Two journalists, including Australian editor Alan Morison, have been cleared today of defamation charges against the Thai navy.
Mr Morison and his Thai colleague Chutima Sidasathian were facing up to two years in jail for defamation, and five years for breaching the Computer Crimes Act, over an article published on Phuket news website Phuketwan.
“This is a fantastic day for us, to be free of the weight of this charge,” Mr Morison said. “I think it’s an important result for Thai media and for the media in general.”
Ms Sidasathian believes the verdict is a step forward for press freedom in Thailand.
“The judge did the right thing, this is a big step for freedom of expression and freedom of the media in Thailand,” she said to Agence France-Presse after the verdict.
“I am happy that the court clearly said that the information we presented was useful to society and not defamatory.”
The Phuketwan article, published in July 2013, quoted from an investigation by Reuters news agency that alleged Thai navy members were paid to turn a blind eye to the trafficking of Rohingya Muslims fleeing Myanmar.
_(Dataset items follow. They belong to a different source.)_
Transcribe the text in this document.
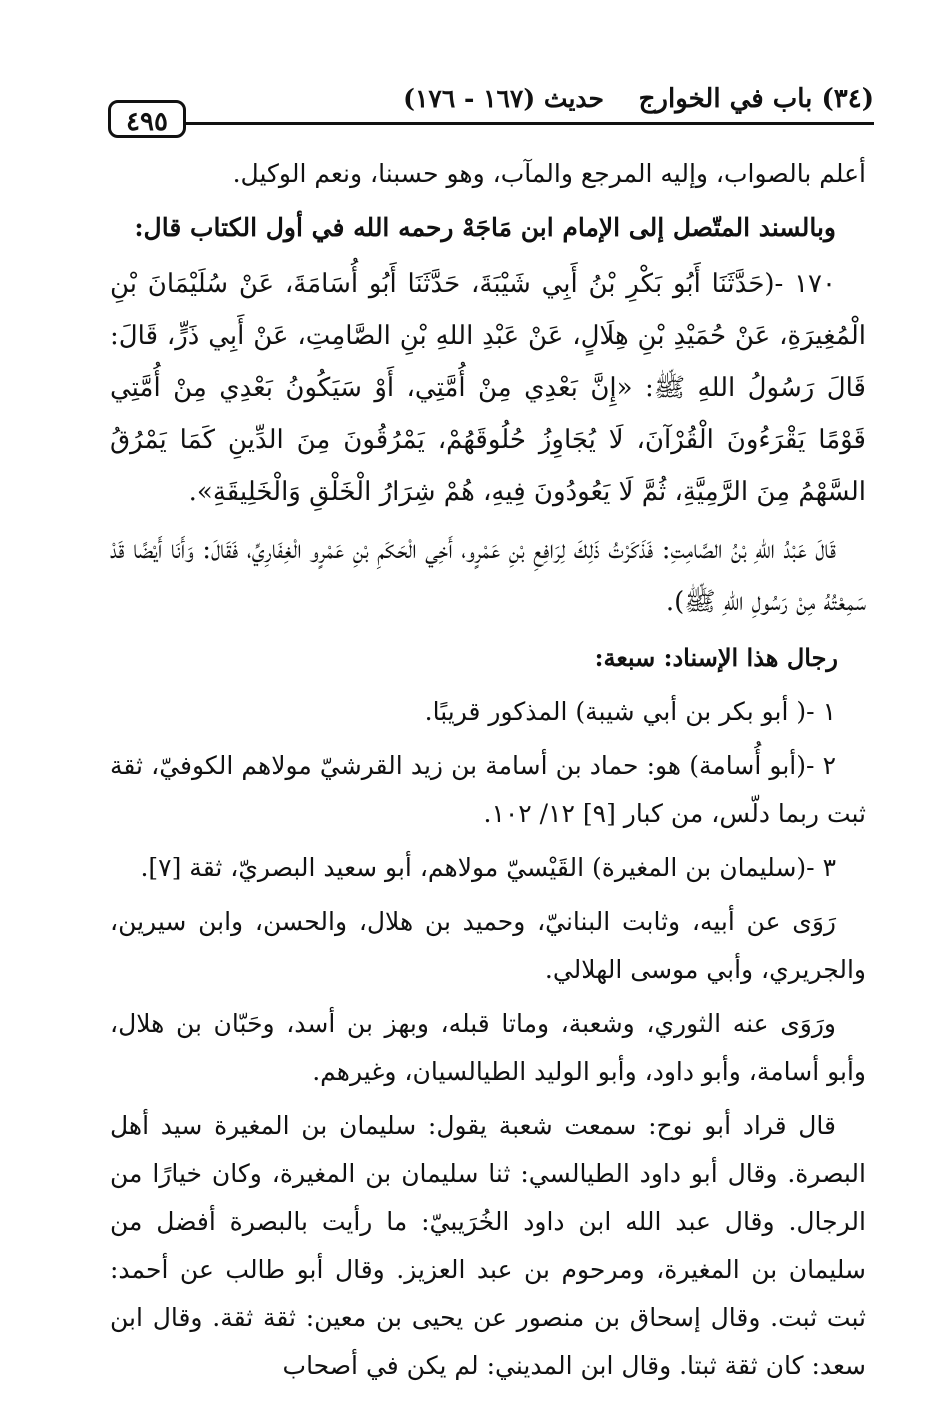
(٣٤) باب في الخوارج
حديث (١٦٧ - ١٧٦)
٤٩٥

أعلم بالصواب، وإليه المرجع والمآب، وهو حسبنا، ونعم الوكيل.

وبالسند المتّصل إلى الإمام ابن مَاجَهْ رحمه الله في أول الكتاب قال:

١٧٠ -(حَدَّثَنَا أَبُو بَكْرِ بْنُ أَبِي شَيْبَةَ، حَدَّثَنَا أَبُو أُسَامَةَ، عَنْ سُلَيْمَانَ بْنِ الْمُغِيرَةِ، عَنْ حُمَيْدِ بْنِ هِلَالٍ، عَنْ عَبْدِ اللهِ بْنِ الصَّامِتِ، عَنْ أَبِي ذَرٍّ، قَالَ: قَالَ رَسُولُ اللهِ ﷺ: «إِنَّ بَعْدِي مِنْ أُمَّتِي، أَوْ سَيَكُونُ بَعْدِي مِنْ أُمَّتِي قَوْمًا يَقْرَءُونَ الْقُرْآنَ، لَا يُجَاوِزُ حُلُوقَهُمْ، يَمْرُقُونَ مِنَ الدِّينِ كَمَا يَمْرُقُ السَّهْمُ مِنَ الرَّمِيَّةِ، ثُمَّ لَا يَعُودُونَ فِيهِ، هُمْ شِرَارُ الْخَلْقِ وَالْخَلِيقَةِ».

قَالَ عَبْدُ اللهِ بْنُ الصَّامِتِ: فَذَكَرْتُ ذَلِكَ لِرَافِعِ بْنِ عَمْرٍو، أَخِي الْحَكَمِ بْنِ عَمْرٍو الْغِفَارِيِّ، فَقَالَ: وَأَنَا أَيْضًا قَدْ سَمِعْتُهُ مِنْ رَسُولِ اللهِ ﷺ).

رجال هذا الإسناد: سبعة:

١ -( أبو بكر بن أبي شيبة) المذكور قريبًا.

٢ -(أبو أُسامة) هو: حماد بن أسامة بن زيد القرشيّ مولاهم الكوفيّ، ثقة ثبت ربما دلّس، من كبار [٩] ١٢/ ١٠٢.

٣ -(سليمان بن المغيرة) القَيْسيّ مولاهم، أبو سعيد البصريّ، ثقة [٧].

رَوَى عن أبيه، وثابت البنانيّ، وحميد بن هلال، والحسن، وابن سيرين، والجريري، وأبي موسى الهلالي.

ورَوَى عنه الثوري، وشعبة، وماتا قبله، وبهز بن أسد، وحَبّان بن هلال، وأبو أسامة، وأبو داود، وأبو الوليد الطيالسيان، وغيرهم.

قال قراد أبو نوح: سمعت شعبة يقول: سليمان بن المغيرة سيد أهل البصرة. وقال أبو داود الطيالسي: ثنا سليمان بن المغيرة، وكان خيارًا من الرجال. وقال عبد الله ابن داود الخُرَيبيّ: ما رأيت بالبصرة أفضل من سليمان بن المغيرة، ومرحوم بن عبد العزيز. وقال أبو طالب عن أحمد: ثبت ثبت. وقال إسحاق بن منصور عن يحيى بن معين: ثقة ثقة. وقال ابن سعد: كان ثقة ثبتا. وقال ابن المديني: لم يكن في أصحاب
The Reuters series won a Pulitzer Prize in 2014.
Reuters, however, had not been charged over its reporting, and this was criticised by rights groups.
Chief spokesman for Reuters David Crundwell said the agency was pleased to hear that Mr Morison and Ms Sidasathian had been cleared of charges.
“Reuters wholeheartedly supports the principles of a free press, and the imperative of journalists across the world to publish independent and reliable news,” he said on the AFP website.
The navy has been given 30 days to appeal against the verdict.